Unable to account for the startling success of this black candidate, some pundits are trying to find ways to explain how Obama isn’t really black. They say his appeal is postracial, while at the same time they continually compare him only to previous Democratic black presidential candidates and activists Al Sharpton and Jesse Jackson.
Sharpton and Jackson bring needed attention to discrimination, but they are not the kings of all the blacks or yardsticks by which all blacks in our society are to be measured.
Obama is not Sharpton or Jackson, but that doesn’t make him non-black. There are many other powerful blacks he doesn’t resemble, either. Commentators do not compare Obama to nationally prominent black Republicans such as Colin Powell, or presidential candidate Alan Keyes, or even Secretary of State Condoleezza Rice, who has become the Republicans’ main symbol of our “postracial society.”
To these commentators, blackness seems to be a matter for discussion or analysis only when the candidate is not a conservative. They consider a public figure to be black to the extent that he or she constantly reminds everyone of the injustices of discrimination still faced by black people.
That Obama doesn’t do this in no way makes him less black. Nor does it mean we’ve entered the dawn of a postracial society. It simply means that Obama is an individual, who emphasizes his own themes and stresses his own values. One of those is racial harmony, lest the commentators forget.
Conservatives and Republicans have been saying ever since President Reagan proclaimed it in the 1980s that we have a colorblind society. Their claim is that issues of race and discrimination were resolved once and for all by the civil rights movement, and anyone who complains about discrimination or prejudice now is just reveling in the antiquated role of victim.

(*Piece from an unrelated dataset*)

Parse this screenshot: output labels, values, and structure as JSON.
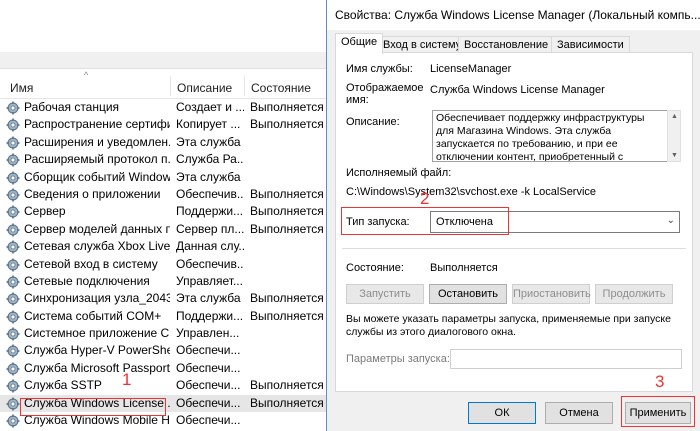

Discrimination is an offense most quickly recognized by the people who are its target. And almost every black person you meet can give you a vivid account that demonstrates the persistence of racism.
Simply saying that “I am not a racist” appears to be enough for some to claim exemption from responsibility for doing and saying the most patently racist things. As the Grand Wizard of the KKK in Texas once told me in an interview, “We’re not racists; we just believe in segregation.”
Claiming we live in a postracial society doesn’t make it so.
Look at the terminology some in the media use to describe Obama. In one recent New York Times piece, he was referred to alternately as a biracial or black candidate. Do we refer to John Edwards or John McCain or Mick Huckabee as white candidates?
The fact that we have to spend a lot of time talking about race in conjunction with Obama should demonstrate that we do not yet live in a postracial society.